Representational image
Representational image
Gaza’s bakeries will run out of flour for bread within a week, the UN says.
Agencies have cut food distributions to families in half. Markets are empty of most vegetables. Many aid workers cannot move around because of Israeli bombardment.
For four weeks, Israel has shut off all sources of food, fuel, medicine and other supplies for the Gaza Strip’s population of more than 2 million Palestinians. It’s the longest blockade yet of Israel’s 17-month-old campaign against Hamas, with no sign of it ending.
The World Food Programme said on Thursday that its flour for bakeries is only enough to keep producing bread for 8,00,000 people a day until Tuesday and that its overall food supplies will last a maximum of two weeks. As a “last resort” once all other food is exhausted, it has emergency stocks of fortified nutritional biscuits for 4,15,000 people.
Fuel and medicine will last weeks longer before hitting zero. Hospitals are rationing antibiotics and painkillers.
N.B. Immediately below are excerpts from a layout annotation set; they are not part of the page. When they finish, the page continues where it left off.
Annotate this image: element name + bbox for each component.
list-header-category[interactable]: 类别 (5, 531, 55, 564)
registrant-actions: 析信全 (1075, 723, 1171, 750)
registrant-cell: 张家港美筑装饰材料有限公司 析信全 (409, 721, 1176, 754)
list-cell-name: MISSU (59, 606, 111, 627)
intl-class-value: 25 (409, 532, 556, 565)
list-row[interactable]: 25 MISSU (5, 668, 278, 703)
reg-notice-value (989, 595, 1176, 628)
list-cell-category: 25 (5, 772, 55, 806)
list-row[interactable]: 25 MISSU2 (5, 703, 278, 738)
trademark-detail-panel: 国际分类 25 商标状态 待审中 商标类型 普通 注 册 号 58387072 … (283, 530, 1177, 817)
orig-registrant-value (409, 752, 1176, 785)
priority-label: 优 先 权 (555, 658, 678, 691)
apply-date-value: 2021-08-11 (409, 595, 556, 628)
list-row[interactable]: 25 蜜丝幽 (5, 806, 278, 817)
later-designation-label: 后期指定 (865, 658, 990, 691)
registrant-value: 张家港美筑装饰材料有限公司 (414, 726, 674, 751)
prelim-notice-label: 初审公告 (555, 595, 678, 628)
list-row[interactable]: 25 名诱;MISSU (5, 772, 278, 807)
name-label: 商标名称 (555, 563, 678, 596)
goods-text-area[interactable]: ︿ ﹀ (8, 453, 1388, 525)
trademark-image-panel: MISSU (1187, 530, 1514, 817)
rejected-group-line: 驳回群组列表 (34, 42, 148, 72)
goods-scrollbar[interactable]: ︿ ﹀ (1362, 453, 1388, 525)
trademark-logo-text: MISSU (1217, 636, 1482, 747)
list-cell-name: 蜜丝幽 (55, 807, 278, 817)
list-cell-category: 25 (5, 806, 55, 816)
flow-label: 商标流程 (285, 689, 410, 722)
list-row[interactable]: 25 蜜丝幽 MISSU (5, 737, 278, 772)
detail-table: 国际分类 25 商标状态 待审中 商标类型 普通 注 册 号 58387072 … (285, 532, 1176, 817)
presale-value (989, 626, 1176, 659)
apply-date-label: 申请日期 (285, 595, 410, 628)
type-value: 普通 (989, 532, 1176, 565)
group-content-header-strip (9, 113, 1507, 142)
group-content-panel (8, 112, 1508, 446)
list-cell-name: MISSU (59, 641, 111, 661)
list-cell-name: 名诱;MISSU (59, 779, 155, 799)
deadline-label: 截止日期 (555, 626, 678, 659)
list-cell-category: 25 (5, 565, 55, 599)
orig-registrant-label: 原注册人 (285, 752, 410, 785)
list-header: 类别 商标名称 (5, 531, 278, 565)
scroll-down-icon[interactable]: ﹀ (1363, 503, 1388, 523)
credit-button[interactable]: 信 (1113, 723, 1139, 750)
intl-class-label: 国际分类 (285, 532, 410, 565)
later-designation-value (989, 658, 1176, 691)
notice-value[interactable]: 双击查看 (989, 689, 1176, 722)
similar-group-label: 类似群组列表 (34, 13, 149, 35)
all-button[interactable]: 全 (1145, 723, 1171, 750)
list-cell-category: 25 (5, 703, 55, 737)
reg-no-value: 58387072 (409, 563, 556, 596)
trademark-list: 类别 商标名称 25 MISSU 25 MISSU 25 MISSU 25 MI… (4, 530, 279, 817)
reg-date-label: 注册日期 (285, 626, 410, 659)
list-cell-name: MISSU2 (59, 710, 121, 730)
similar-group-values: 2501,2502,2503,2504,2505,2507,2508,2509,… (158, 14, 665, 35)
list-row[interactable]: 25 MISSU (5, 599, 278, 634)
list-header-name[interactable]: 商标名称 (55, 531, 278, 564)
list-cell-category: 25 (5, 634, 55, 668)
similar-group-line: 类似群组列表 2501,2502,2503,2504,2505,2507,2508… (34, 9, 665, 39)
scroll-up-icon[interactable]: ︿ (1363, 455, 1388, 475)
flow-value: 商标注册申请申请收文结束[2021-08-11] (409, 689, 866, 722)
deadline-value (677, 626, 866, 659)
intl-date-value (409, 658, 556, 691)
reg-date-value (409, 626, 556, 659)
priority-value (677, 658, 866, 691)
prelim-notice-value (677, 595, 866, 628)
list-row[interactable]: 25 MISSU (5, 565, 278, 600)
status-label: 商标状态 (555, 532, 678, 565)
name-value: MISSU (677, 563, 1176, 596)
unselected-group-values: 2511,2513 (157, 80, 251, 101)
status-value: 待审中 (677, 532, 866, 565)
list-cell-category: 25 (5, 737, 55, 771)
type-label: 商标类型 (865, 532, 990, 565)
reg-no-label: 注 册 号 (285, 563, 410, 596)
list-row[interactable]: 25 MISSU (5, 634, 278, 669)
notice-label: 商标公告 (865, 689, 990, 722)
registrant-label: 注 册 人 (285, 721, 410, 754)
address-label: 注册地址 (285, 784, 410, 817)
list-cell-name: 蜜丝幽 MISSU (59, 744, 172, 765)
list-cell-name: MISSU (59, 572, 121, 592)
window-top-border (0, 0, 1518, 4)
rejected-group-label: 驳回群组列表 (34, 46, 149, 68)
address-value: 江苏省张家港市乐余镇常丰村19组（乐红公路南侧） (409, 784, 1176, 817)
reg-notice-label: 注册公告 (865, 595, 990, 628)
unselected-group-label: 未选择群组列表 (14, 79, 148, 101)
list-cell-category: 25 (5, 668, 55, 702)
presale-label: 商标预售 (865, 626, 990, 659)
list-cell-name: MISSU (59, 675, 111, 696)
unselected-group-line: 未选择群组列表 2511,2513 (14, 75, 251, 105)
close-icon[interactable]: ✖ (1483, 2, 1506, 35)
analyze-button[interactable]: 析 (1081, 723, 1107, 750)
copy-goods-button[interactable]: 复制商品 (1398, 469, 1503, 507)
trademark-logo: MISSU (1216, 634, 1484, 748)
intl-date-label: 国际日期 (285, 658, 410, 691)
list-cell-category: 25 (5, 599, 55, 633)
Aid groups are shifting limited fuel supplies between multiple needs, all indispensable — trucks to move aid, bakeries to make bread, wells and desalination plants to produce water, hospitals to keep machines running.
Netanyahu demand
Israeli Prime Minister Benjamin Netanyahu repeated a demand on Sunday for Hamas to disarm and for its leaders to leave Gaza as he promised to step up pressure on the group while continuing efforts to return hostages.
He said Israel would work to implement US President Donald Trump’s “voluntary emigration plan” for Gaza and said his cabinet had agreed to keep pressuring Hamas, which says it has agreed to a ceasefire proposal from mediators Egypt and Qatar.
Senior Hamas official Sami Abu Zuhri said Netanyahu’s comments were a recipe for “endless escalation” in the region.
Eid of sadness
Palestinians in the Gaza Strip had little to celebrate on Sunday as they began marking Eid with rapidly dwindling food supplies and no end in sight to the Israel-Hamas war.
Many held prayers outside demolished mosques.
“It’s the Eid of Sadness,” Adel al-Shaer said after attending outdoor prayers in the central town of Deir al-Balah. “We lost our loved ones, our children, our lives, and our futures. We lost our students, our schools, and our institutions. We lost everything.”